The iPhone “awareness indicator” is also described as “a curious beast” by University of California, Irvine’s professor Paul Dourish, who studies the intersection of technology and society; “it conveys that something is being done, but it won’t say what.” The curiosity in this build-up of online communication gives way to a power over us that we simply can’t avoid, as long as we keep texting. Bennett brings us back to the roots of typing awareness starting in the 1990s, reminding us of the old AOL Buddy List that alerted us simply when a friend signed on or off. When, nowadays, with the multi-faceted ways to contact someone, there really is no such thing as being “offline.” Sure your phone can die, you can leave it at home, or not have access to the Internet – but in more cases than not, there is often some way to reach someone. Blackberry was the first big company to bring in the “delivered, “read, and ”so and so is typing” with BBM (Blackberry Messenger). Two years after this, Apple introduced the iPhone with SMS and four years after that, iMessage, which completely shifted all aspects of messaging and online communication.

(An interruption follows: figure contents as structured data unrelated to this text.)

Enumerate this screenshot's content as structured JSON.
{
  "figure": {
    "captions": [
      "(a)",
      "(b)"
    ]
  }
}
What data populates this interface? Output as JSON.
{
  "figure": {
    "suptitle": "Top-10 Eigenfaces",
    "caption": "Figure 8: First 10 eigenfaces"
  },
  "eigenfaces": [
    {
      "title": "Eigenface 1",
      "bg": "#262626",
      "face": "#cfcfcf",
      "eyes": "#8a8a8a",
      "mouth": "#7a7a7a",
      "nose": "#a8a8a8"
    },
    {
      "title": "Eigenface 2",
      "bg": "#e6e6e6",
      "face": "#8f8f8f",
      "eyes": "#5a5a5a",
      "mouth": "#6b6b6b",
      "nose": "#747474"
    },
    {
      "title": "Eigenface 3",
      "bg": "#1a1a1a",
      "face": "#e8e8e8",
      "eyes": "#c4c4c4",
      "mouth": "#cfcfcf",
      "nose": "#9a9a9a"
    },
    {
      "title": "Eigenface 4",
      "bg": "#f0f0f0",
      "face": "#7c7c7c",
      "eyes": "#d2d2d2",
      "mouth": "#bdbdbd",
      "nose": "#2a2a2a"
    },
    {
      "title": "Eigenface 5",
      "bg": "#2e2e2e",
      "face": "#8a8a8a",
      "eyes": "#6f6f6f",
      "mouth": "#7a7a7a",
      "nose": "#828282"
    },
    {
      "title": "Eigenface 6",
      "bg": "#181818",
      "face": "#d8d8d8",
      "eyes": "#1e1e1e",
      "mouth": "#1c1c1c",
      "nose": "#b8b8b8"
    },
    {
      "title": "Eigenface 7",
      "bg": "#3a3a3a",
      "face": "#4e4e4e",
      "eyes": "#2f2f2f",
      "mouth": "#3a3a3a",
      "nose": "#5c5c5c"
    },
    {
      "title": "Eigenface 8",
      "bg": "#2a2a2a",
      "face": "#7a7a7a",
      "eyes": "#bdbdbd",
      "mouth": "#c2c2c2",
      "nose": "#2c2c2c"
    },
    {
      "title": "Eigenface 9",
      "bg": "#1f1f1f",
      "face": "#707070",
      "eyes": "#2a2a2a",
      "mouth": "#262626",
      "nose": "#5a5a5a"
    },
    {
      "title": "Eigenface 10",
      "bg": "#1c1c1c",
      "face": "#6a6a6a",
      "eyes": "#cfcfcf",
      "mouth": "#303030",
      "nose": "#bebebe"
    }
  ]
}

Bennett highlights the many forms of text-bubble anxiety, that I see extremely relevant to everyday activity in both the online and offline society today, stating:

  1. Text bubble of the highly charged emotional conversation (also known “Aaaah, this next could dictate everything!”)
  2. The giving-away-too-much-without-actually-saying-anything pause, when you start to type and then decide to edit your response.
  3. The times when the iPhone has actually malfunctioned and you have just worked yourself into a rage for no reason, or the times you blindly convince yourself that it has.
  4. The text you want to pretend you haven’t read yet – but then find that your pocket has pressed against the cursor, which is now in the response tab and, damn, now he knows that you’ve seen it and your whole plan is foiled.
  5. When “Sometimes I don’t want someone – O.K., likely a boy – to know I’m taking so long to write a text that I start a brand-new blank text and then copy and paste it in the original chain,” said by a New York public relations manager named Laura Barganier.

Text message now comes with a sort of etiquacy in online communication, causing an undesirable amount of anxiety in texting situations/predicaments we find ourselves in everyday. After stating her first form of text-bubble anxiety – the “Aaaah, this next could dictate everything!” – Bennett states, “really shouldn’t be happening over text message in the first place but is because, well, that’s the way we communicate these days.” Her remark is completely true, which emphasizes the power of a text message (full of text-bubble anxiety) being that the outcome can be the all-end make or break in a conversation, or even in a relationship.